An integrated AI tool doesn’t just generate a branded invoice template with client and matter details pre-filled. It can automatically suggest missing time entries or proactively identify billing errors. That’s the difference between saving 10 minutes and changing the economics of the entire billing process.
Litify’s clients who’ve embraced this level of integration are seeing dramatic operational scaling — some firms handle twice as many matters with the same staff, and the highest performers have grown headcount by up to 400 percent as they’ve expanded regionally and nationally.
The four-dimension framework
Brewer says firms need to move on four fronts at once.
1. Tools: You have to stop relying on ChatGPT alone, because that’s not going to get you there. You should move to legal-specific platforms that effectively integrate with your case management, billing, and client systems.

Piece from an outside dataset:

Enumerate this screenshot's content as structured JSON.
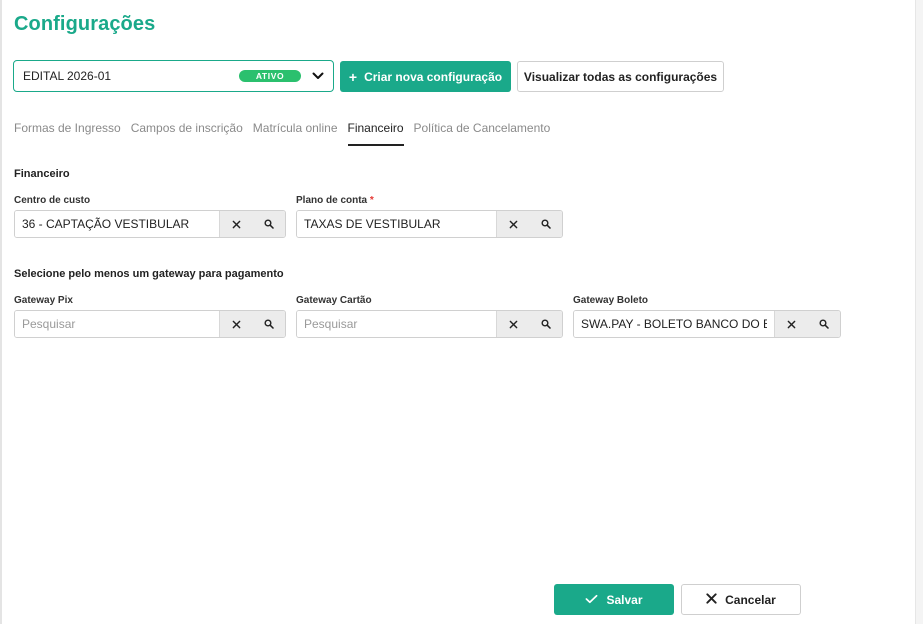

2. Readiness: Write an AI policy. Spell out which tools are approved, how to handle sensitive data, when humans must review output, and what to do when something goes wrong. Then treat training like a safety requirement, not an HR checkbox.
3. Task scope: Research and summarization are fine starting points. But firms that stay there are leaving money on the table. The next level is workflow automation — routing requests, running conflict checks, and building chronologies. Eventually, let AI assign cases, generate invoices, and handle intake.
4. Impact: Pick metrics before you spend another dollar. Cost per matter. Turnaround time. Write-off rates. Error rates. “The try-it-and-see period is ending,” Brewer says. “Leaders will expect ROI.”
Ultimately, the firms pulling ahead didn’t just buy software. They rewired how legal work gets done — from intake to invoice and research to billing — with training, governance, and measurement baked in from the start.
You can keep using the sports car in first gear. But eventually, someone in your market will figure out where the other gears are.